Blackfish Publishing
- Company type: Limited company
- Industry: Magazine Publishing
- Founded: 2006
- Founder: Matt Bielby
- Headquarters: Bath, Somerset, United Kingdom
- Key people: Matt Bielby
- Number of employees: 5+
- Website: Official website

= Blackfish Publishing =

Former magazine publisher

Blackfish Publishing was a magazine publishing company based in Bath, UK. Its first title was Death Ray, a science fiction and fantasy title.

== History ==
Blackfish Publishing was founded in late 2006 by Matt Bielby, best known for his work at Future Publishing, also based in Bath, UK, where he worked on Total Film, PC Gamer and SFX. Blackfish's launches were Death Ray, a science fiction and fantasy title intended to go head-to-head with the runaway market-leader, Future's SFX (which Bielby edited from 1995 to 1996) and Filmstar, a general film magazine in competition with Total Film and Empire. Death Ray launched in May 2007 and Filmstar in May 2009. The company logo was a deep sea angler fish, and the corporate motto was We Go Deeper.
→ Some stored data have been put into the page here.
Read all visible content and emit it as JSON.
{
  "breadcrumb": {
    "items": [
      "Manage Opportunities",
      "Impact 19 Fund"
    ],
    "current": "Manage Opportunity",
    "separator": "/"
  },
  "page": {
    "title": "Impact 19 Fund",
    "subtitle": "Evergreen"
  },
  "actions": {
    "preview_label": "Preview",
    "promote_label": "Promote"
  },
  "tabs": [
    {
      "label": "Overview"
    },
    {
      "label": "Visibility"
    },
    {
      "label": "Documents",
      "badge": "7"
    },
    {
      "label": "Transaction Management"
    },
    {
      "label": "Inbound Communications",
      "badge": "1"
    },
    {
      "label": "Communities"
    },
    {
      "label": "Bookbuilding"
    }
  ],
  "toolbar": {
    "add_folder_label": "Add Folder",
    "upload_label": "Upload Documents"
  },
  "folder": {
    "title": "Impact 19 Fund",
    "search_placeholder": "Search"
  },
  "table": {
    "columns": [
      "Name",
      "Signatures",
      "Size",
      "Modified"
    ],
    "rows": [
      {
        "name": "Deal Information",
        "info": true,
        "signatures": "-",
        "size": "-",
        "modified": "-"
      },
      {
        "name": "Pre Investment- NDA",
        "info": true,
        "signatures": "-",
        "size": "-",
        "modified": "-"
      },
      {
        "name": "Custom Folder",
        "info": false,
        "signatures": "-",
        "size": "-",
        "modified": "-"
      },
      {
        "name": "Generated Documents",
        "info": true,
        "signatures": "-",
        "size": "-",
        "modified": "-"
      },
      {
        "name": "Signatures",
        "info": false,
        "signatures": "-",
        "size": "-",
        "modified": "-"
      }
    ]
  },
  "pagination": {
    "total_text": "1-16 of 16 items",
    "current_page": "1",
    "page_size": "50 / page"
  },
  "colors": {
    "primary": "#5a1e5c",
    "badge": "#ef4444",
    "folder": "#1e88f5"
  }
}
In August 2008 Blackfish Publishing announced that it had been bought by Rebellion, the video-game producer which already published 2000 AD and Abaddon Books. Death Ray was to change to a new format (longer but quarterly) and the changes were to allow Blackfish to launch other monthly special-interest titles.

In October 2009, it was announced that Blackfish Publishing had split from Rebellion and that both Death Ray and Filmstar would cease production. Matt Bielby was quoted as saying:
"I've got some sad news, I'm afraid. Blackfish Publishing is currently in the process of splitting from its parent company, the video game developer and publisher Rebellion, which means that the current issues of Filmstar and Death Ray magazines will, at the very least, be the last for some time."

The company was formally dissolved on 7 August 2012.

== Titles ==
- Death Ray

- Filmstar was a British magazine devoted to films. Launched on 28 May 2009, Filmstar was the second magazine launched by Blackfish Publishing. It was published monthly and aimed at movie-goers aged 25 and over. Filmstar ended in October 2009 with issue 5.